There’s nothing wrong with a parent going out to party hearty every now and then, as long as he/she leaves the little one in the care of a responsible person. In fact, it’s more than okay, it’s downright necessary!

Ms Tarantula is always getting carded. Some nightclubs want you to be 21 and apparently she doesn’t look 21 (she’s waaay older than 21).
Anyhoo - it’s such a compliament that she get’s all happy and giggly when they ask her, and then they think she’s locked… it’s a no-win situation. Except for her. She’s chuffed at the mistake…

I suspect that DtC has no kids.

Believe it or not, it’s illegal to restrict access based on age, sex, race or religion in Ireland. sure, bouncers are alllowed not let you in if you are under 21, but its got to be for a different reason.

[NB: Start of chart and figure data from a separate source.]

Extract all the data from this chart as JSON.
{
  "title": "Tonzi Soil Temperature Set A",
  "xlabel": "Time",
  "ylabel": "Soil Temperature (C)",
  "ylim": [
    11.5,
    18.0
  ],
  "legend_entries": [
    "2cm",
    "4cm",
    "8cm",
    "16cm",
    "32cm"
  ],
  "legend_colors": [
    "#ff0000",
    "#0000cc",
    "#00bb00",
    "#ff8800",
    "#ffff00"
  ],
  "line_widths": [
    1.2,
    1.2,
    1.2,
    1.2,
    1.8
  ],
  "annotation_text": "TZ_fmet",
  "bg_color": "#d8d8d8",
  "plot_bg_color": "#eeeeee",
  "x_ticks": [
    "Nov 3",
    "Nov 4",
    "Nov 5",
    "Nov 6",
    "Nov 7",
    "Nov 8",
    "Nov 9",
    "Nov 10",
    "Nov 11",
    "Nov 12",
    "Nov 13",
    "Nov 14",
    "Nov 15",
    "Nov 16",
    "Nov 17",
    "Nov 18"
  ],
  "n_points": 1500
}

You can sue if they say that you aren’t old enough. If you are over 18, you are allowed access to a public establishment that serves alcohol.
some of the best reasons I’ve heard from bouncers who want to cirumvent these rules

  1. “It’s Couples night” -which it wasn’t, after we went in the other door that didn’t have bouncers on we found that out.
  2. “IBM have booked out the venue” - which they hadn’t, as some of my friends had already gone in
  3. “I don’t recognise you, you are not a regular” This is the worst of the lot. How are you supposed to recognise everyone who goes in to your venue, especially if its in the middle of tourist district and you get about 1000 different people a night coming in? I hate bouncers, and all who sail in her.

The first bar I ever went to, I was 15 and used my brother’s ID (they didn’t have pictures on them then; the drinking age was 18, too). It was a strip joint in Dallas called The Doll House. So, I had my first drink in a bar and saw my first nekkid adult woman who wasn’t a relative. BTW, the dancers sussed out that I was underage and teased me mercilessly. The guys at the bar told me they couldn’t have gotten that treatment with a fistful of dollars…

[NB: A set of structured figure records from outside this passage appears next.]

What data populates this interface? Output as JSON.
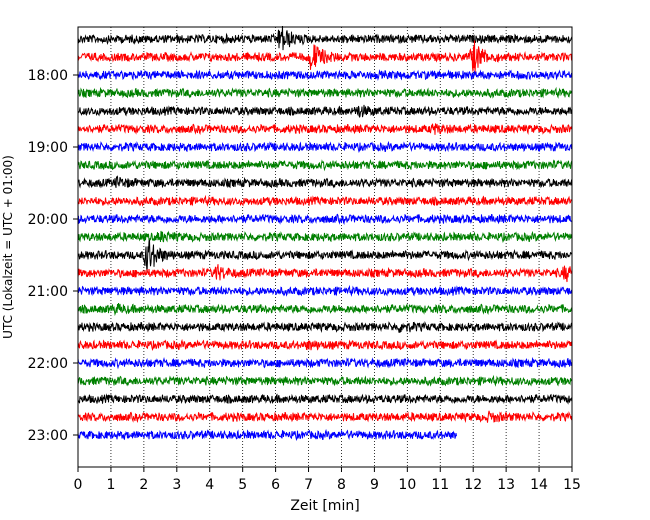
{
  "chart_data": {
    "type": "line",
    "title": "",
    "xlabel": "Zeit  [min]",
    "ylabel": "UTC (Lokalzeit = UTC + 01:00)",
    "xlim": [
      0,
      15
    ],
    "x_ticks": [
      "0",
      "1",
      "2",
      "3",
      "4",
      "5",
      "6",
      "7",
      "8",
      "9",
      "10",
      "11",
      "12",
      "13",
      "14",
      "15"
    ],
    "y_ticks": [
      "18:00",
      "19:00",
      "20:00",
      "21:00",
      "22:00",
      "23:00"
    ],
    "grid": "vertical dotted",
    "trace_interval_min": 15,
    "colors": [
      "#000000",
      "#ff0000",
      "#0000ff",
      "#008000"
    ],
    "series": [
      {
        "start": "17:45",
        "events": [
          {
            "t": 6.15,
            "amp": 2.2
          }
        ]
      },
      {
        "start": "18:00",
        "events": [
          {
            "t": 7.1,
            "amp": 2.4
          },
          {
            "t": 12.0,
            "amp": 2.6
          }
        ]
      },
      {
        "start": "18:15",
        "events": []
      },
      {
        "start": "18:30",
        "events": []
      },
      {
        "start": "18:45",
        "events": [
          {
            "t": 8.5,
            "amp": 0.7
          }
        ]
      },
      {
        "start": "19:00",
        "events": [
          {
            "t": 10.8,
            "amp": 0.5
          }
        ]
      },
      {
        "start": "19:15",
        "events": []
      },
      {
        "start": "19:30",
        "events": []
      },
      {
        "start": "19:45",
        "events": [
          {
            "t": 1.2,
            "amp": 0.5
          }
        ]
      },
      {
        "start": "20:00",
        "events": []
      },
      {
        "start": "20:15",
        "events": []
      },
      {
        "start": "20:30",
        "events": [
          {
            "t": 2.5,
            "amp": 0.5
          }
        ]
      },
      {
        "start": "20:45",
        "events": [
          {
            "t": 2.1,
            "amp": 3.0
          }
        ]
      },
      {
        "start": "21:00",
        "events": [
          {
            "t": 4.2,
            "amp": 1.0
          },
          {
            "t": 14.8,
            "amp": 1.0
          }
        ]
      },
      {
        "start": "21:15",
        "events": []
      },
      {
        "start": "21:30",
        "events": [
          {
            "t": 1.1,
            "amp": 0.4
          }
        ]
      },
      {
        "start": "21:45",
        "events": [
          {
            "t": 9.8,
            "amp": 0.5
          }
        ]
      },
      {
        "start": "22:00",
        "events": [
          {
            "t": 7.0,
            "amp": 0.4
          }
        ]
      },
      {
        "start": "22:15",
        "events": []
      },
      {
        "start": "22:30",
        "events": []
      },
      {
        "start": "22:45",
        "events": []
      },
      {
        "start": "23:00",
        "events": [
          {
            "t": 12.5,
            "amp": 0.5
          }
        ]
      },
      {
        "start": "23:15",
        "end_min": 11.5,
        "events": []
      }
    ]
  }
}
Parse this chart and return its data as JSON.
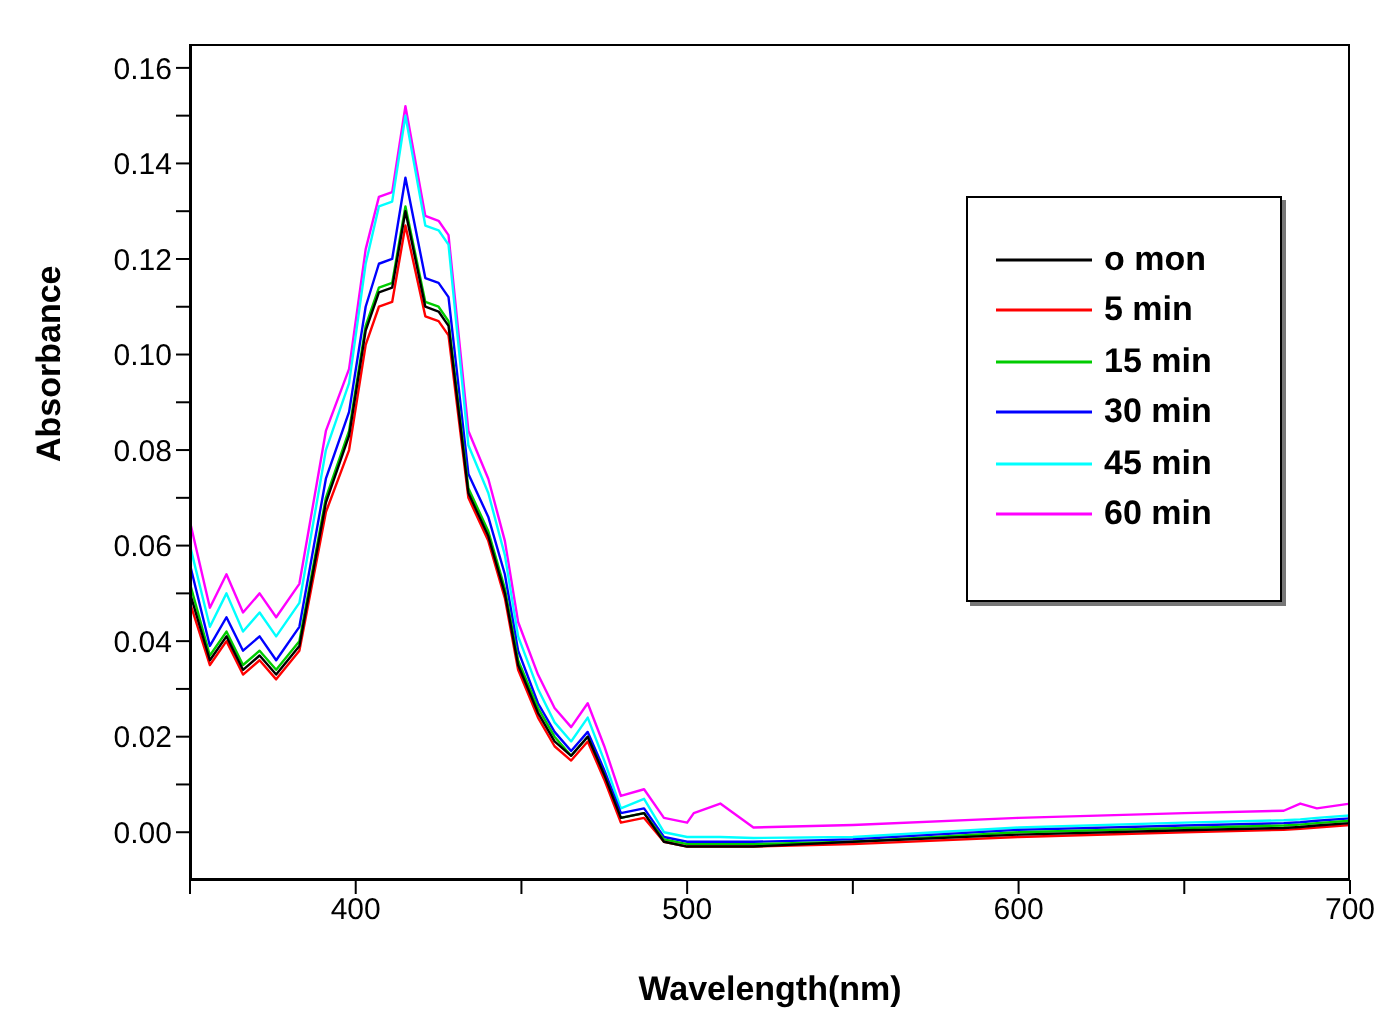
{
  "chart_data": {
    "type": "line",
    "xlabel": "Wavelength(nm)",
    "ylabel": "Absorbance",
    "x": [
      350,
      356,
      361,
      366,
      371,
      376,
      383,
      391,
      398,
      403,
      407,
      411,
      415,
      421,
      425,
      428,
      434,
      440,
      445,
      449,
      455,
      460,
      465,
      470,
      475,
      480,
      487,
      493,
      500,
      502,
      510,
      520,
      550,
      600,
      650,
      680,
      685,
      690,
      700
    ],
    "series": [
      {
        "name": "o mon",
        "color": "#000000",
        "values": [
          0.05,
          0.036,
          0.041,
          0.034,
          0.037,
          0.033,
          0.039,
          0.069,
          0.083,
          0.105,
          0.113,
          0.114,
          0.13,
          0.11,
          0.109,
          0.106,
          0.071,
          0.062,
          0.05,
          0.035,
          0.025,
          0.019,
          0.016,
          0.02,
          0.012,
          0.003,
          0.004,
          -0.002,
          -0.003,
          -0.003,
          -0.003,
          -0.003,
          -0.002,
          -0.0005,
          0.0004,
          0.0009,
          0.0011,
          0.0014,
          0.0019
        ]
      },
      {
        "name": "5 min",
        "color": "#ff0000",
        "values": [
          0.048,
          0.035,
          0.04,
          0.033,
          0.036,
          0.032,
          0.038,
          0.067,
          0.08,
          0.102,
          0.11,
          0.111,
          0.127,
          0.108,
          0.107,
          0.104,
          0.07,
          0.061,
          0.049,
          0.034,
          0.024,
          0.018,
          0.015,
          0.019,
          0.011,
          0.002,
          0.003,
          -0.002,
          -0.003,
          -0.003,
          -0.003,
          -0.003,
          -0.0025,
          -0.001,
          0.0,
          0.0005,
          0.0007,
          0.001,
          0.0015
        ]
      },
      {
        "name": "15 min",
        "color": "#00cc00",
        "values": [
          0.052,
          0.037,
          0.042,
          0.035,
          0.038,
          0.034,
          0.04,
          0.07,
          0.084,
          0.106,
          0.114,
          0.115,
          0.131,
          0.111,
          0.11,
          0.107,
          0.072,
          0.063,
          0.051,
          0.036,
          0.026,
          0.02,
          0.016,
          0.02,
          0.012,
          0.003,
          0.004,
          -0.0015,
          -0.0025,
          -0.0025,
          -0.0025,
          -0.0025,
          -0.002,
          0.0,
          0.0009,
          0.0014,
          0.0016,
          0.0019,
          0.0024
        ]
      },
      {
        "name": "30 min",
        "color": "#0000ff",
        "values": [
          0.056,
          0.039,
          0.045,
          0.038,
          0.041,
          0.036,
          0.043,
          0.074,
          0.088,
          0.11,
          0.119,
          0.12,
          0.137,
          0.116,
          0.115,
          0.112,
          0.075,
          0.066,
          0.054,
          0.038,
          0.027,
          0.021,
          0.017,
          0.021,
          0.013,
          0.004,
          0.005,
          -0.001,
          -0.002,
          -0.002,
          -0.002,
          -0.002,
          -0.0015,
          0.0005,
          0.0014,
          0.0019,
          0.0021,
          0.0024,
          0.0029
        ]
      },
      {
        "name": "45 min",
        "color": "#00ffff",
        "values": [
          0.06,
          0.043,
          0.05,
          0.042,
          0.046,
          0.041,
          0.048,
          0.08,
          0.094,
          0.119,
          0.131,
          0.132,
          0.15,
          0.127,
          0.126,
          0.123,
          0.081,
          0.071,
          0.058,
          0.041,
          0.03,
          0.023,
          0.019,
          0.024,
          0.015,
          0.005,
          0.007,
          0.0,
          -0.001,
          -0.001,
          -0.001,
          -0.0012,
          -0.001,
          0.001,
          0.002,
          0.0025,
          0.0027,
          0.003,
          0.0035
        ]
      },
      {
        "name": "60 min",
        "color": "#ff00ff",
        "values": [
          0.065,
          0.047,
          0.054,
          0.046,
          0.05,
          0.045,
          0.052,
          0.084,
          0.097,
          0.122,
          0.133,
          0.134,
          0.152,
          0.129,
          0.128,
          0.125,
          0.084,
          0.074,
          0.061,
          0.044,
          0.033,
          0.026,
          0.022,
          0.027,
          0.018,
          0.0076,
          0.009,
          0.003,
          0.002,
          0.004,
          0.006,
          0.001,
          0.0015,
          0.003,
          0.004,
          0.0045,
          0.006,
          0.005,
          0.006
        ]
      }
    ],
    "xlim": [
      350,
      700
    ],
    "xticks": [
      {
        "value": 350,
        "label": null
      },
      400,
      {
        "value": 450,
        "label": null
      },
      500,
      {
        "value": 550,
        "label": null
      },
      600,
      {
        "value": 650,
        "label": null
      },
      700
    ],
    "ylim": [
      -0.01,
      0.165
    ],
    "yticks": [
      {
        "value": 0,
        "label": "0.00"
      },
      {
        "value": 0.01,
        "label": null
      },
      {
        "value": 0.02,
        "label": "0.02"
      },
      {
        "value": 0.03,
        "label": null
      },
      {
        "value": 0.04,
        "label": "0.04"
      },
      {
        "value": 0.05,
        "label": null
      },
      {
        "value": 0.06,
        "label": "0.06"
      },
      {
        "value": 0.07,
        "label": null
      },
      {
        "value": 0.08,
        "label": "0.08"
      },
      {
        "value": 0.09,
        "label": null
      },
      {
        "value": 0.1,
        "label": "0.10"
      },
      {
        "value": 0.11,
        "label": null
      },
      {
        "value": 0.12,
        "label": "0.12"
      },
      {
        "value": 0.13,
        "label": null
      },
      {
        "value": 0.14,
        "label": "0.14"
      },
      {
        "value": 0.15,
        "label": null
      },
      {
        "value": 0.16,
        "label": "0.16"
      }
    ],
    "grid": false,
    "legend": "top right",
    "marker": "none",
    "line_style": "solid"
  }
}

Hear her! I’ve occasionally gone out and done some heavy partying when my son is doing visitation with his dad. This is the first time I’ve been called a bad mother for it.

We were talking about a mother coming home sloppy drunk and stoned. Do you really think this is no different from going to a movie?

Regards,
Shodan

Assuming her child is in responsible care (and there is no reason to assume otherwise), no, I don’t. Whatever she’s doing, she’s not at home with her child either way. A parent who leaves his kids alone every night to play Dungeons and Dragons is just as irresponsible as a parent who leaves his kids every night to get drunk.

Nor do I think it’s necessarily irresponsible for people to get sloppy drunk and stoned in general. They’re adults, it’s their business what they do on their own time. My son is fully aware of my activities when I go out; he knows that I go to bars and drink sometimes. He also knows that I get up and take care of him the next morning same way I take care of him any other morning, because that’s my job. If I felt (or he felt) that doing so was affecting my parenting, I’d stop. So going on the information we have about this woman, nope, I don’t think she was doing a damned thing wrong.